Ocean acidification is becoming a growing concern. Ocean acidification is caused by the uptake of CO2 from the atmosphere, decreasing the overall pH of the water. It is predicted that the acidity of the oceans could be about 150 times more acidic by the end of the century, showing a rate much faster than any rate seen in the last 20 million years. Clearly, this could be problematic on a number of levels, and even now the slight decline in pH has revealed changes in fish behavior as a result.
Scientists performed a study at naturally occurring CO2 seeps, where underwater volcanoes were releasing abnormally high amounts into the ocean. This scenario they hypothesized would be similar to the situation that may occur at the end of this century. In this area, the behavior of the fish was significantly impaired in a way that makes them more susceptible to predation. Fish in these areas were overall riskier and bolder; more attracted to scents they would usually avoid, and more prone to swimming out into the open. A promising observation was that the fish were not at all physically impaired and perfectly capable swimmers.

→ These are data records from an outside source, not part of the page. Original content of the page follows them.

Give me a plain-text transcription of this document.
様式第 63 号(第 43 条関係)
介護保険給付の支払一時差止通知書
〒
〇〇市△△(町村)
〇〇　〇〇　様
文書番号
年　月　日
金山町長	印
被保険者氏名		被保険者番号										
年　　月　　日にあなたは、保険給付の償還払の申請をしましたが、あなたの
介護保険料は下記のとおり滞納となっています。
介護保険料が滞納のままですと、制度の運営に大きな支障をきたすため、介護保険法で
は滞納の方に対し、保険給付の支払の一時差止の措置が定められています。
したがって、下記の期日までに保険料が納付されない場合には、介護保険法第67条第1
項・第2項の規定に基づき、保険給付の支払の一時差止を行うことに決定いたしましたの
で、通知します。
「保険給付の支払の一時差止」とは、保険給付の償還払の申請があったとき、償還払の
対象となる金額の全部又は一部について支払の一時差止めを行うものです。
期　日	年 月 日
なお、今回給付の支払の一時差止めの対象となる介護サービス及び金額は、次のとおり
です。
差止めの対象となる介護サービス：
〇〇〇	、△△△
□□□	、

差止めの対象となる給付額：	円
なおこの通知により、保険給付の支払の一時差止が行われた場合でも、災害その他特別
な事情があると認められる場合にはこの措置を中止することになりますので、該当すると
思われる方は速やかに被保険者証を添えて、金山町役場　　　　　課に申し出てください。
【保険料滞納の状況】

It will be interesting to see if over time the fish are able to adapt to these conditions. The fish studied were young and had lived on the reefs for months but still showed no signs of being able to adapt to these conditions psychologically. At first it was thought that fish would be able to deal with the increased acidity because when exposed to more acid they typically absorb it and produce more bicarbonate, a base, to counteract. Unfortunately increasing the bicarbonate is what is believed to be interfering with the neurological pathways. It may take much longer than a lifetime for any sort of adaptation to occur. Time will tell if the fish will be able to adapt fast enough to cope with the increasing ocean acidity and what other effects ocean acidification will have on the underwater environment.